Polski zespół przygotowywał się do startu od maja 2018, korzystając m.in. z trzech zgrupowań sportowych zorganizowanych w Wojskowym Ośrodku Szkolenia Kondycyjnego w Mrągowie. Dzięki współpracy Centrum Weterana Działań Poza Granicami Państwa z Polskim Związkiem Sportu Niepełnosprawnych „Start” zawodnicy mogli liczyć na fachowe wsparcie trenerów, którzy wychowali wielu mistrzów olimpijskich, świata i Europy w sporcie osób niepełnosprawnych. Ważnym etapem przygotowań były również treningi indywidualne, które weterani odbywali w swoich miejscach zamieszkania, korzystając ze wsparcia lokalnych klubów sportowych. Patronat nad przygotowaniami i startem polskiej drużyny sprawuje Minister Obrony Narodowej, a strategicznym partnerem projektu jest Polska Grupa Zbrojeniowa.
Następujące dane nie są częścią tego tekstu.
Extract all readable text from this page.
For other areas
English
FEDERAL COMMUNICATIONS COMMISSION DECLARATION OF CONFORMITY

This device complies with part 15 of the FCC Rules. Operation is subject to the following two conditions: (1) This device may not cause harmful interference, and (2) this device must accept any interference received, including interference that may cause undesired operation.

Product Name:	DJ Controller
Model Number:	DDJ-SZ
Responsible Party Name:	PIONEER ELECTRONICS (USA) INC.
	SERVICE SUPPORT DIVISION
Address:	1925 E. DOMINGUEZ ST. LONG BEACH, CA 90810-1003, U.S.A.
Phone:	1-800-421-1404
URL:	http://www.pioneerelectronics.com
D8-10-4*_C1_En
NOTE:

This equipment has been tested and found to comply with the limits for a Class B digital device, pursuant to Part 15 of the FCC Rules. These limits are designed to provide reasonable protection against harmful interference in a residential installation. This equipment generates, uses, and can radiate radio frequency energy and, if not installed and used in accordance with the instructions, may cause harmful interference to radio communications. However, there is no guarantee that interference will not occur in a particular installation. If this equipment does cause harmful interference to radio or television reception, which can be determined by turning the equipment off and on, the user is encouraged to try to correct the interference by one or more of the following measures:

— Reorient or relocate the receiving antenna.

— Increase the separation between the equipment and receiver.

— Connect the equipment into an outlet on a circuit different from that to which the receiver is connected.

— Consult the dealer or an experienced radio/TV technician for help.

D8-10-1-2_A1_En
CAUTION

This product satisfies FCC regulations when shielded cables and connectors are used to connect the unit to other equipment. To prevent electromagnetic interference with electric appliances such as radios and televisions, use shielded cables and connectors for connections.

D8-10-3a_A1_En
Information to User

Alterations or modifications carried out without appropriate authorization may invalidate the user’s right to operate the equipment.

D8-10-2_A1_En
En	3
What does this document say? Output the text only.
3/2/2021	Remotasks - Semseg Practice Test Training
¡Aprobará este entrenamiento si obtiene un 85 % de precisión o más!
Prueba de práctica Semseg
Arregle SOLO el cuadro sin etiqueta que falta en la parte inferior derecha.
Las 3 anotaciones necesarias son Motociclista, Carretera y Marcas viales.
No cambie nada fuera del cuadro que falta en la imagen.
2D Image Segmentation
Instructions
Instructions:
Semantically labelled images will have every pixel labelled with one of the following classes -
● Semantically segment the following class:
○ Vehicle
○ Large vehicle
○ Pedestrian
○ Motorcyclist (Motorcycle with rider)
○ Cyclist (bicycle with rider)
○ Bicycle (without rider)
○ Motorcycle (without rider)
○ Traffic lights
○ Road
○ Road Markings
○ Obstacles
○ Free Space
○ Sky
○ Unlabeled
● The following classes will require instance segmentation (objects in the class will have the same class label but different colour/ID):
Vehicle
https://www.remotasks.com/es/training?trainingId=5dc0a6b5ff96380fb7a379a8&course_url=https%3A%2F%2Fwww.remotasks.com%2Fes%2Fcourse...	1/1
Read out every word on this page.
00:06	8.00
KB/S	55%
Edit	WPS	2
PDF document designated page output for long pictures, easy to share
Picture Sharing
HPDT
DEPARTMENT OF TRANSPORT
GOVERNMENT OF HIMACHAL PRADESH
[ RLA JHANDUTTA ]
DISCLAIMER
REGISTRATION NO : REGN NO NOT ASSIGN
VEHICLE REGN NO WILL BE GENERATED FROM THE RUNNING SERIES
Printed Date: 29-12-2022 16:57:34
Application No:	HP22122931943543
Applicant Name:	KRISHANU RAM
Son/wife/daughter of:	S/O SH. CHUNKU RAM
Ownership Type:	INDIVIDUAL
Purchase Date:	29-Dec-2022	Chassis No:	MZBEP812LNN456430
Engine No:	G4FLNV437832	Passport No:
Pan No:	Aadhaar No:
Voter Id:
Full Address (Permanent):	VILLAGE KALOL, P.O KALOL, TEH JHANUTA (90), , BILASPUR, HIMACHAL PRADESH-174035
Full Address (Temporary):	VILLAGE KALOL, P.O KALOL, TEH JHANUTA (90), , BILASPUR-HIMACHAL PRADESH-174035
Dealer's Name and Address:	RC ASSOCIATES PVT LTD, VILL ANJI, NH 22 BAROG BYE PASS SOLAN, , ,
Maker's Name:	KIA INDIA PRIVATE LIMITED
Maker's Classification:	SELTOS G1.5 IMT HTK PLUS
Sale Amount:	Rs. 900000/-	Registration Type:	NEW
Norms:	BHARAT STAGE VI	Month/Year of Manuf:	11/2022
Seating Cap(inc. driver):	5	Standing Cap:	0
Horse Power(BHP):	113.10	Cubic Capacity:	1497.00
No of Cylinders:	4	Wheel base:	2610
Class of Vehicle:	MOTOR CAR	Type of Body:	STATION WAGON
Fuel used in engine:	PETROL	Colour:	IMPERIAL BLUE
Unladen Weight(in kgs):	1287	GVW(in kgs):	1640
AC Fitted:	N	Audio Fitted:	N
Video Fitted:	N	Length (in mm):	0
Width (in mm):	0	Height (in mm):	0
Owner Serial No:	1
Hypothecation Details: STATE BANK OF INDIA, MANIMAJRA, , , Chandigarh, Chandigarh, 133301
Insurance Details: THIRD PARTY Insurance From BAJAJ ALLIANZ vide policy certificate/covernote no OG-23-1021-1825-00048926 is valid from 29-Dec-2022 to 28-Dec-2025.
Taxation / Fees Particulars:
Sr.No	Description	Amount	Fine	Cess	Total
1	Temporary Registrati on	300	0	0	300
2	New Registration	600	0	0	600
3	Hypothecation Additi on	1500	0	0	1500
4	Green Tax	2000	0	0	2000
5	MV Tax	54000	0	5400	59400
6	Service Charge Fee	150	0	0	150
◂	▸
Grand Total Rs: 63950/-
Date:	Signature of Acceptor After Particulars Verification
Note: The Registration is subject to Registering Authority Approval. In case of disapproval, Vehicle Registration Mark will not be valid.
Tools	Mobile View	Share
Pomysłodawcą zawodów Invictus Games jest członek brytyjskiej rodziny królewskiej, książę Harry, który powołał w tym celu specjalną fundację pełniącą rolę organizatora. Głównym przesłaniem Invictus Games nie jest zdobywanie medali, tylko traktowanie sportu jako formy rehabilitacji i tym samym pomoc weteranom w ich powrocie do zdrowia, zarówno fizycznego jak i psychicznego. Rodzina i przyjaciele towarzyszą zawodnikom przez cały czas trwania zawodów począwszy od uroczystego rozpoczęcia, aż do oficjalnego zakończenia zawodów. Polskim zawodnikom także towarzyszą członkowie ich rodzin. Zawody są areną prawdziwych zmagań z własnymi słabościami i ograniczeniami. Mimo, że wielu spośród startujących jest już poza służbą, start pozwala im raz jeszcze poczuć się żołnierzami i udowodnić swoją siłę i hart ducha.